Remington “Riptide” Tate. Have I mentioned he’s confusing? Because… that’s how he left me feeling every time he had some page time. The man is totally somethin’ else. He’s so complex and there’s so much to him that I didn’t quite know what to make of it all. Like I mentioned above, I felt like he was so aloof and when he and Brooke had any interaction, he gave so little away that I was left wondering and wanting more, as if that couldn’t be all he had to say. The one thing he definitely was was a beast, a damn sexy one at that. He was primal and raw and strong and hard and nothing but pure male yet in Brooke’s presence, he was sweet and gentle and primal and raw and soft and… sigh, just all the things, for reals. As the puzzle pieces came together and the image started to look more and more complete, I was blown off my rocker!

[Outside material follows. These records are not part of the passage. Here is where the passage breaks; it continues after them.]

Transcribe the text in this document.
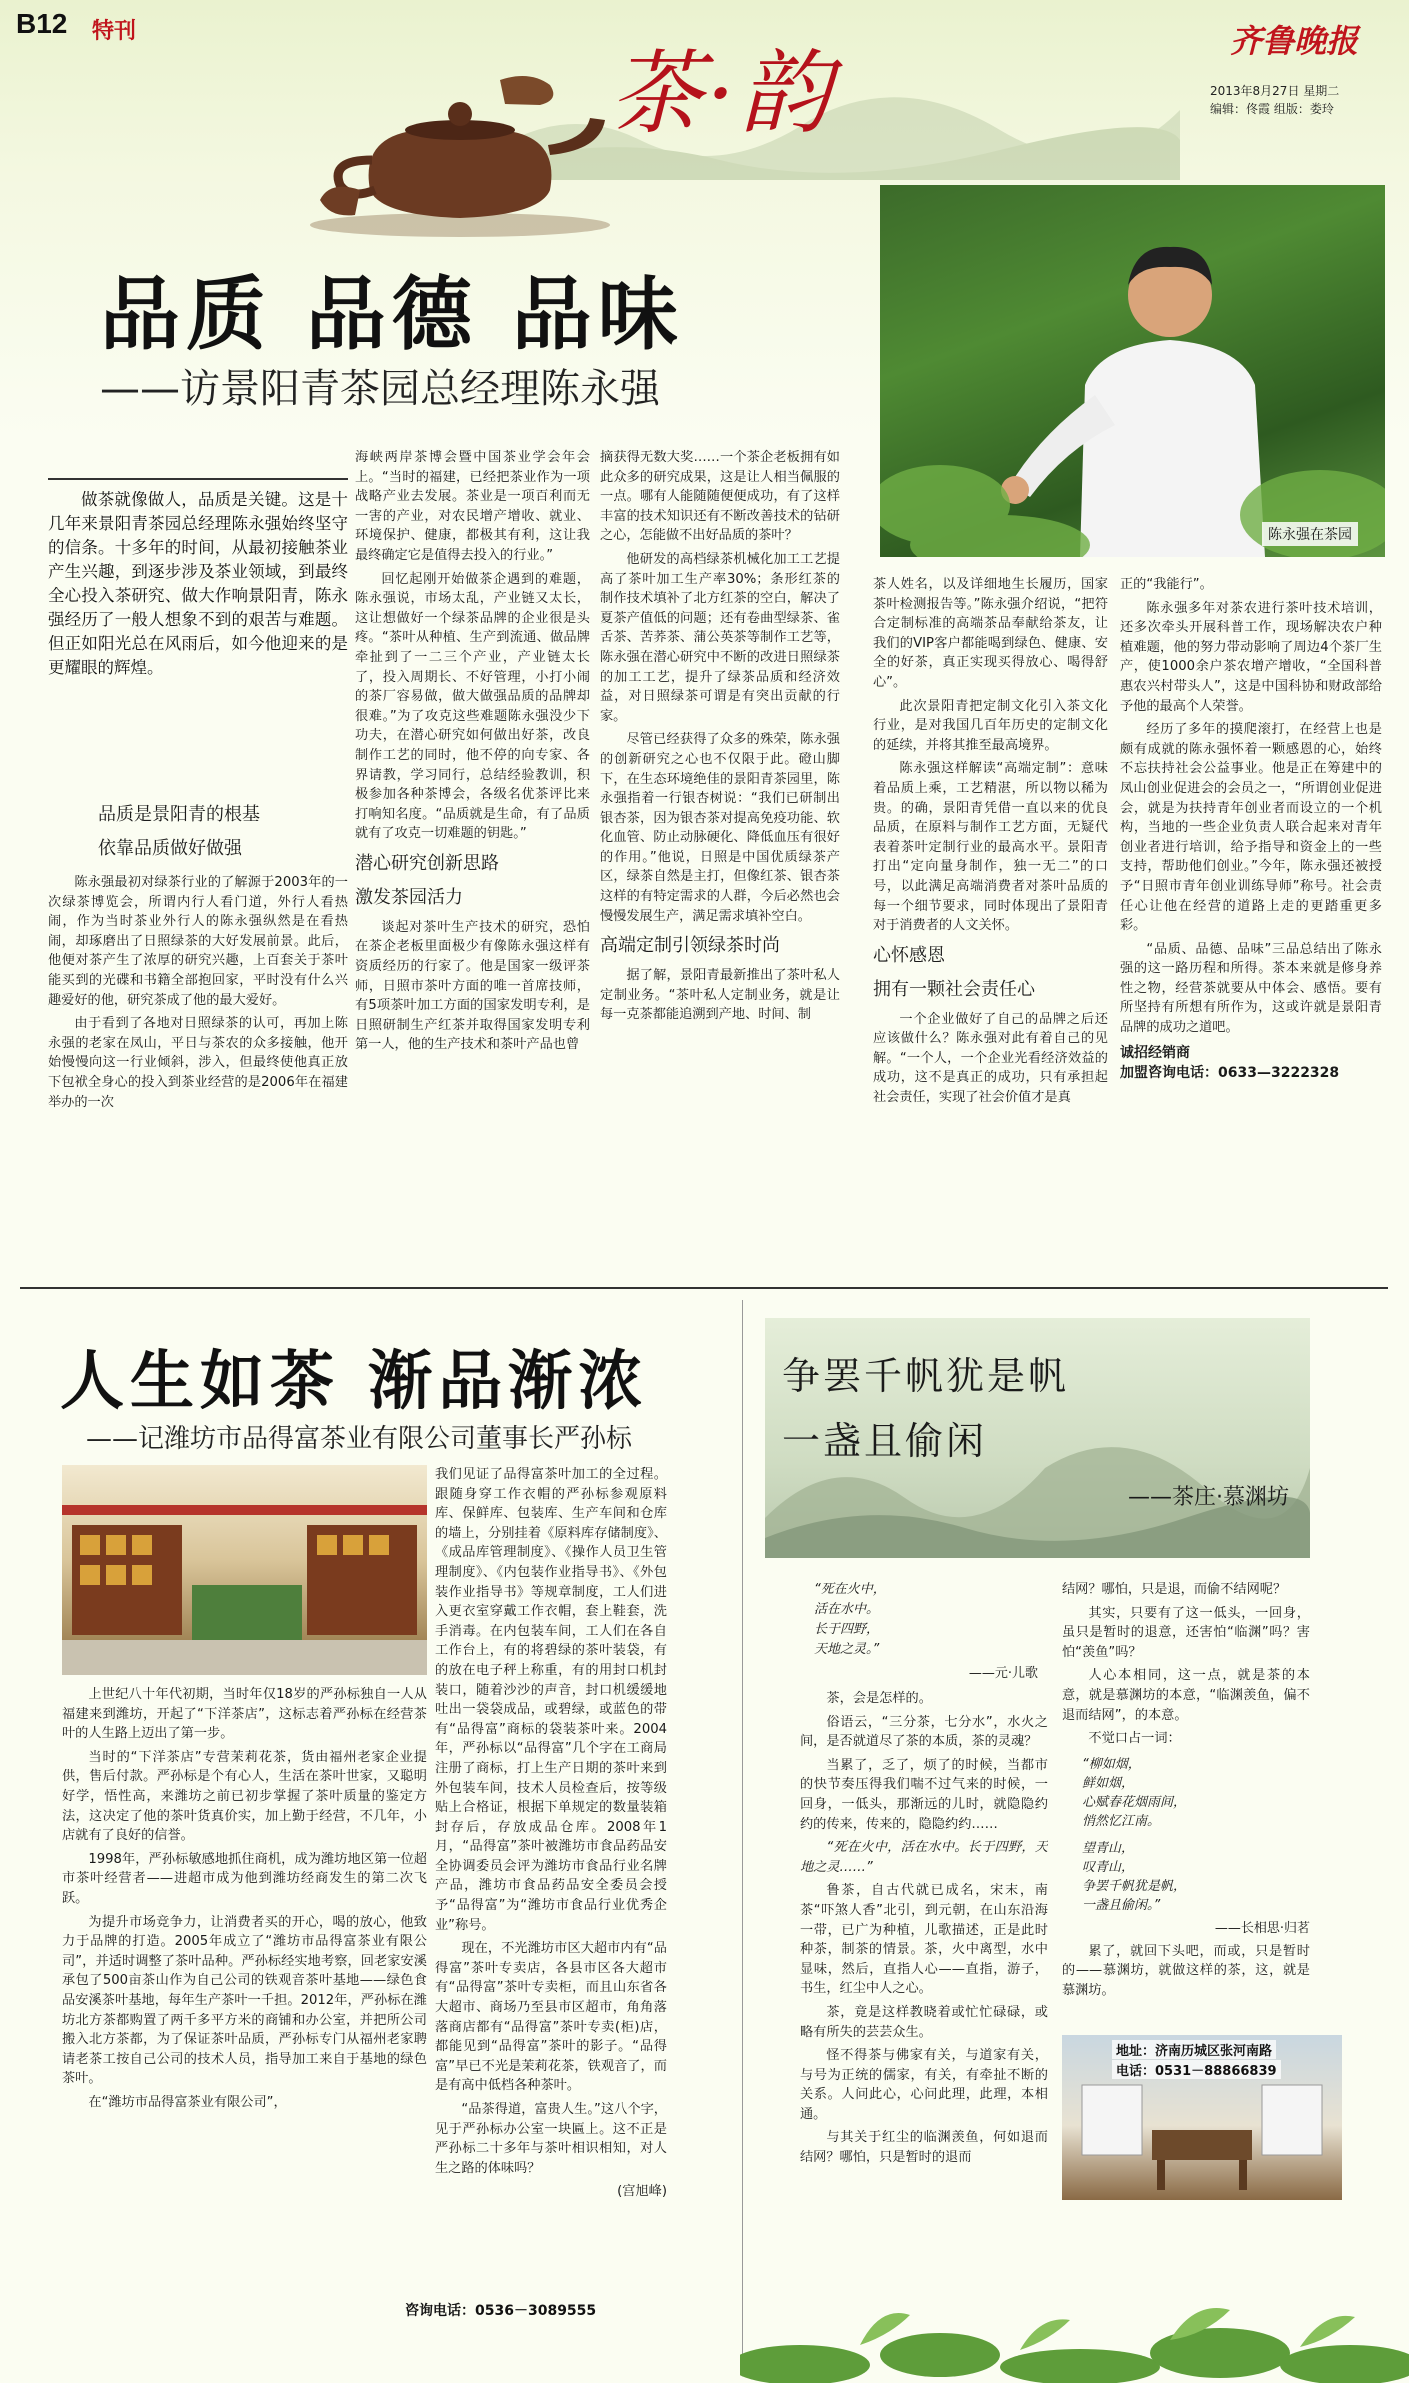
B12 特刊
茶·韵	齐鲁晚报
2013年8月27日 星期二
编辑：佟霞 组版：娄玲
品质 品德 品味
——访景阳青茶园总经理陈永强
陈永强在茶园

做茶就像做人，品质是关键。这是十几年来景阳青茶园总经理陈永强始终坚守的信条。十多年的时间，从最初接触茶业产生兴趣，到逐步涉及茶业领域，到最终全心投入茶研究、做大作响景阳青，陈永强经历了一般人想象不到的艰苦与难题。但正如阳光总在风雨后，如今他迎来的是更耀眼的辉煌。

品质是景阳青的根基
依靠品质做好做强

陈永强最初对绿茶行业的了解源于2003年的一次绿茶博览会，所谓内行人看门道，外行人看热闹，作为当时茶业外行人的陈永强纵然是在看热闹，却琢磨出了日照绿茶的大好发展前景。此后，他便对茶产生了浓厚的研究兴趣，上百套关于茶叶能买到的光碟和书籍全部抱回家，平时没有什么兴趣爱好的他，研究茶成了他的最大爱好。

由于看到了各地对日照绿茶的认可，再加上陈永强的老家在凤山，平日与茶农的众多接触，他开始慢慢向这一行业倾斜，涉入，但最终使他真正放下包袱全身心的投入到茶业经营的是2006年在福建举办的一次

海峡两岸茶博会暨中国茶业学会年会上。“当时的福建，已经把茶业作为一项战略产业去发展。茶业是一项百利而无一害的产业，对农民增产增收、就业、环境保护、健康，都极其有利，这让我最终确定它是值得去投入的行业。”

回忆起刚开始做茶企遇到的难题，陈永强说，市场太乱，产业链又太长，这让想做好一个绿茶品牌的企业很是头疼。“茶叶从种植、生产到流通、做品牌牵扯到了一二三个产业，产业链太长了，投入周期长、不好管理，小打小闹的茶厂容易做，做大做强品质的品牌却很难。”为了攻克这些难题陈永强没少下功夫，在潜心研究如何做出好茶，改良制作工艺的同时，他不停的向专家、各界请教，学习同行，总结经验教训，积极参加各种茶博会，各级名优茶评比来打响知名度。“品质就是生命，有了品质就有了攻克一切难题的钥匙。”

潜心研究创新思路
激发茶园活力

谈起对茶叶生产技术的研究，恐怕在茶企老板里面极少有像陈永强这样有资质经历的行家了。他是国家一级评茶师，日照市茶叶方面的唯一首席技师，有5项茶叶加工方面的国家发明专利，是日照研制生产红茶并取得国家发明专利第一人，他的生产技术和茶叶产品也曾

摘获得无数大奖……一个茶企老板拥有如此众多的研究成果，这是让人相当佩服的一点。哪有人能随随便便成功，有了这样丰富的技术知识还有不断改善技术的钻研之心，怎能做不出好品质的茶叶？

他研发的高档绿茶机械化加工工艺提高了茶叶加工生产率30%；条形红茶的制作技术填补了北方红茶的空白，解决了夏茶产值低的问题；还有卷曲型绿茶、雀舌茶、苦荞茶、蒲公英茶等制作工艺等，陈永强在潜心研究中不断的改进日照绿茶的加工工艺，提升了绿茶品质和经济效益，对日照绿茶可谓是有突出贡献的行家。

尽管已经获得了众多的殊荣，陈永强的创新研究之心也不仅限于此。磴山脚下，在生态环境绝佳的景阳青茶园里，陈永强指着一行银杏树说：“我们已研制出银杏茶，因为银杏茶对提高免疫功能、软化血管、防止动脉硬化、降低血压有很好的作用。”他说，日照是中国优质绿茶产区，绿茶自然是主打，但像红茶、银杏茶这样的有特定需求的人群，今后必然也会慢慢发展生产，满足需求填补空白。

高端定制引领绿茶时尚

据了解，景阳青最新推出了茶叶私人定制业务。“茶叶私人定制业务，就是让每一克茶都能追溯到产地、时间、制

茶人姓名，以及详细地生长履历，国家茶叶检测报告等。”陈永强介绍说，“把符合定制标准的高端茶品奉献给茶友，让我们的VIP客户都能喝到绿色、健康、安全的好茶，真正实现买得放心、喝得舒心”。

此次景阳青把定制文化引入茶文化行业，是对我国几百年历史的定制文化的延续，并将其推至最高境界。

陈永强这样解读“高端定制”：意味着品质上乘，工艺精湛，所以物以稀为贵。的确，景阳青凭借一直以来的优良品质，在原料与制作工艺方面，无疑代表着茶叶定制行业的最高水平。景阳青打出“定向量身制作，独一无二”的口号，以此满足高端消费者对茶叶品质的每一个细节要求，同时体现出了景阳青对于消费者的人文关怀。

心怀感恩
拥有一颗社会责任心

一个企业做好了自己的品牌之后还应该做什么？陈永强对此有着自己的见解。“一个人，一个企业光看经济效益的成功，这不是真正的成功，只有承担起社会责任，实现了社会价值才是真

正的“我能行”。

陈永强多年对茶农进行茶叶技术培训，还多次牵头开展科普工作，现场解决农户种植难题，他的努力带动影响了周边4个茶厂生产，使1000余户茶农增产增收，“全国科普惠农兴村带头人”，这是中国科协和财政部给予他的最高个人荣誉。

经历了多年的摸爬滚打，在经营上也是颇有成就的陈永强怀着一颗感恩的心，始终不忘扶持社会公益事业。他是正在筹建中的凤山创业促进会的会员之一，“所谓创业促进会，就是为扶持青年创业者而设立的一个机构，当地的一些企业负责人联合起来对青年创业者进行培训，给予指导和资金上的一些支持，帮助他们创业。”今年，陈永强还被授予“日照市青年创业训练导师”称号。社会责任心让他在经营的道路上走的更踏重更多彩。

“品质、品德、品味”三品总结出了陈永强的这一路历程和所得。茶本来就是修身养性之物，经营茶就要从中体会、感悟。要有所坚持有所想有所作为，这或许就是景阳青品牌的成功之道吧。

诚招经销商
加盟咨询电话：0633—3222328
人生如茶 渐品渐浓
——记潍坊市品得富茶业有限公司董事长严孙标

上世纪八十年代初期，当时年仅18岁的严孙标独自一人从福建来到潍坊，开起了“下洋茶店”，这标志着严孙标在经营茶叶的人生路上迈出了第一步。

当时的“下洋茶店”专营茉莉花茶，货由福州老家企业提供，售后付款。严孙标是个有心人，生活在茶叶世家，又聪明好学，悟性高，来潍坊之前已初步掌握了茶叶质量的鉴定方法，这决定了他的茶叶货真价实，加上勤于经营，不几年，小店就有了良好的信誉。

1998年，严孙标敏感地抓住商机，成为潍坊地区第一位超市茶叶经营者——进超市成为他到潍坊经商发生的第二次飞跃。

为提升市场竞争力，让消费者买的开心，喝的放心，他致力于品牌的打造。2005年成立了“潍坊市品得富茶业有限公司”，并适时调整了茶叶品种。严孙标经实地考察，回老家安溪承包了500亩茶山作为自己公司的铁观音茶叶基地——绿色食品安溪茶叶基地，每年生产茶叶一千担。2012年，严孙标在潍坊北方茶都购置了两千多平方米的商铺和办公室，并把所公司搬入北方茶都，为了保证茶叶品质，严孙标专门从福州老家聘请老茶工按自己公司的技术人员，指导加工来自于基地的绿色茶叶。

在“潍坊市品得富茶业有限公司”，

我们见证了品得富茶叶加工的全过程。跟随身穿工作衣帽的严孙标参观原料库、保鲜库、包装库、生产车间和仓库的墙上，分别挂着《原料库存储制度》、《成品库管理制度》、《操作人员卫生管理制度》、《内包装作业指导书》、《外包装作业指导书》等规章制度，工人们进入更衣室穿戴工作衣帽，套上鞋套，洗手消毒。在内包装车间，工人们在各自工作台上，有的将碧绿的茶叶装袋，有的放在电子秤上称重，有的用封口机封装口，随着沙沙的声音，封口机缓缓地吐出一袋袋成品，或碧绿，或蓝色的带有“品得富”商标的袋装茶叶来。2004年，严孙标以“品得富”几个字在工商局注册了商标，打上生产日期的茶叶来到外包装车间，技术人员检查后，按等级贴上合格证，根据下单规定的数量装箱封存后，存放成品仓库。2008年1月，“品得富”茶叶被潍坊市食品药品安全协调委员会评为潍坊市食品行业名牌产品，潍坊市食品药品安全委员会授予“品得富”为“潍坊市食品行业优秀企业”称号。

现在，不光潍坊市区大超市内有“品得富”茶叶专卖店，各县市区各大超市有“品得富”茶叶专卖柜，而且山东省各大超市、商场乃至县市区超市，角角落落商店都有“品得富”茶叶专卖(柜)店，都能见到“品得富”茶叶的影子。“品得富”早已不光是茉莉花茶，铁观音了，而是有高中低档各种茶叶。

“品茶得道，富贵人生。”这八个字，见于严孙标办公室一块匾上。这不正是严孙标二十多年与茶叶相识相知，对人生之路的体味吗？

(宫旭峰)

咨询电话：0536－3089555
争罢千帆犹是帆
一盏且偷闲
——茶庄·慕渊坊
“死在火中，
活在水中。
长于四野，
天地之灵。”
——元·儿歌

茶，会是怎样的。

俗语云，“三分茶，七分水”，水火之间，是否就道尽了茶的本质，茶的灵魂？

当累了，乏了，烦了的时候，当都市的快节奏压得我们喘不过气来的时候，一回身，一低头，那渐远的儿时，就隐隐约约的传来，传来的，隐隐约约……

“死在火中，活在水中。长于四野，天地之灵……”

鲁茶，自古代就已成名，宋末，南茶“吓煞人香”北引，到元朝，在山东沿海一带，已广为种植，儿歌描述，正是此时种茶，制茶的情景。茶，火中离型，水中显味，然后，直指人心——直指，游子，书生，红尘中人之心。

茶，竟是这样教晓着或忙忙碌碌，或略有所失的芸芸众生。

怪不得茶与佛家有关，与道家有关，与号为正统的儒家，有关，有牵扯不断的关系。人问此心，心问此理，此理，本相通。

与其关于红尘的临渊羡鱼，何如退而结网？哪怕，只是暂时的退而

结网？哪怕，只是退，而偷不结网呢？

其实，只要有了这一低头，一回身，虽只是暂时的退意，还害怕“临渊”吗？害怕“羡鱼”吗？

人心本相同，这一点，就是茶的本意，就是慕渊坊的本意，“临渊羡鱼，偏不退而结网”，的本意。

不觉口占一词：

“柳如烟，
鲜如烟，
心赋春花烟雨间，
悄然忆江南。
望青山，
叹青山，
争罢千帆犹是帆，
一盏且偷闲。”
——长相思·归茗

累了，就回下头吧，而或，只是暂时的——慕渊坊，就做这样的茶，这，就是慕渊坊。

地址：济南历城区张河南路
电话：0531－88866839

I have to take a second to applaud Katy Evans because with that revelation, I was totally clusterfucked and mind boggled in all the best ways and all of a sudden, the first half of the book clicked and locked and the haziness went away and… what do you know? Understanding took its place.
During the first half, REAL left me confused and frustrated and shocked but as I approached the second half towards the end, it left me reeling and wanting more and more. It was such a crazy ride! Evans’ writing left nothing to the imagination and I felt every shiver, every whisper, and every caress as they occurred. Remy and Brooke’s love story is one that has to be experienced because until you do, you just won’t get it. You might end up not liking one bit of it or you might end up dying for more but either way, it will be one rollercoaster ride that you’ll never forget! Huge kudos to Evans for delivering such an original story, one that puts REAL in a limelight all its own, Remy as well, for that matter!